-Semesta Dokter Tian-
Atmosfer cafetaria rumah sakit berubah tegang. Berpasang-pasang mata menatap keheranan ke arah meja no. 9. Keluarga pasien, pembesuk, dan paramedis diam-diam menyimak pertengkaran kecil dua dokter senior itu.
"Aku tak mengerti jalan pikiranmu, Tian."
Dokter Anastasia mengepalkan kedua tangan. Dipandangnya wajah Dokter Tian dengan mata menyala.

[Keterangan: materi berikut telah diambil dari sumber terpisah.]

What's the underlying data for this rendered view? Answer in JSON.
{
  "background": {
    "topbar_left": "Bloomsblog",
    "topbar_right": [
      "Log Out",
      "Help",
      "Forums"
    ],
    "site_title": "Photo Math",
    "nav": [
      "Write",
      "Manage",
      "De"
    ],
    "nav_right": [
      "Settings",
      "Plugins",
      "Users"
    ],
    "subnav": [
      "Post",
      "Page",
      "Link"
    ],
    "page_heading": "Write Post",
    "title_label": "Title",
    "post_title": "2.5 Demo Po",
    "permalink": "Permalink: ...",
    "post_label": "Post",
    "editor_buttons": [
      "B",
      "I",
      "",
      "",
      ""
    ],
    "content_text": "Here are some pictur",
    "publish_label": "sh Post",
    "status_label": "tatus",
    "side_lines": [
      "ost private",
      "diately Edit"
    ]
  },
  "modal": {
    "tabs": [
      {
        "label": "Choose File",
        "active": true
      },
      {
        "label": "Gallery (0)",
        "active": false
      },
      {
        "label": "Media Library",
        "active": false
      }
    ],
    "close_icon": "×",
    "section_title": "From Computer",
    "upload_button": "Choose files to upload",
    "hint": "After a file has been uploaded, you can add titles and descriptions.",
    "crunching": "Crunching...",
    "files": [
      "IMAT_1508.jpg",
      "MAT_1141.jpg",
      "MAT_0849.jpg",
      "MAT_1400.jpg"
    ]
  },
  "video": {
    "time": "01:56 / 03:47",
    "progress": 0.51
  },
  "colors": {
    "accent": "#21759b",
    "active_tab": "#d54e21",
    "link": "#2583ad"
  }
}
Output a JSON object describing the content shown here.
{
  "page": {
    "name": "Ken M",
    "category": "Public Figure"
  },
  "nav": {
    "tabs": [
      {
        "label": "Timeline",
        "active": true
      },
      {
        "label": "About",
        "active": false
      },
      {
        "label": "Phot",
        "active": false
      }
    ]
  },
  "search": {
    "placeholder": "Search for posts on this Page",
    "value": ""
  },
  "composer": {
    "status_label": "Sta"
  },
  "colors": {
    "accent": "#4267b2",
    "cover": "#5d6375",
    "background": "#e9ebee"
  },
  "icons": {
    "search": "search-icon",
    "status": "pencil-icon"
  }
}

"Pasien kafir kautolong. Pasien BPJS kausayang-sayang. Dokter Katolik kaugantikan tugasnya, padahal kau sendiri kurang tidur."
"Diam!" sergah Dokter Tian marah. Satu tangannya menggebrak meja. Cake coklat dan pai apel berlompatan ke lantai.
"Apa hakmu mengatur-aturku, Anastasia? Terserah aku mau menolong siapa!"
Gelembung kemarahan pecah. Kedua bahu Dokter Anastasia bergetar. Air mata membasahi pipi putihnya. Sakit, sakit hatinya dibentak kolega yang juga suaminya itu.
"Dan jangan sebut mereka kafir! Aku tidak suka!"
Isakan terlontar dari bibir Dokter Anastasia. Dokter Tian memalingkan wajah. Ia malu punya istri rasis dan intoleran. Terus saja begini tiap kali Dokter Tian menolong pasien non-Muslim dan nonpribumi. Pertengkaran berulang saat Dokter Tian membantu teman seprofesinya yang harus mengikuti Misa Prapaskah. Mengapa kebaikan hatinya selalu disalahpahami?
"Anastasia, mengapa kau benci pasien BPJS? Mengapa kau benci pasien non-Muslim dan nonpribumi? Apa salah mereka?" tanya Dokter Tian interogatif.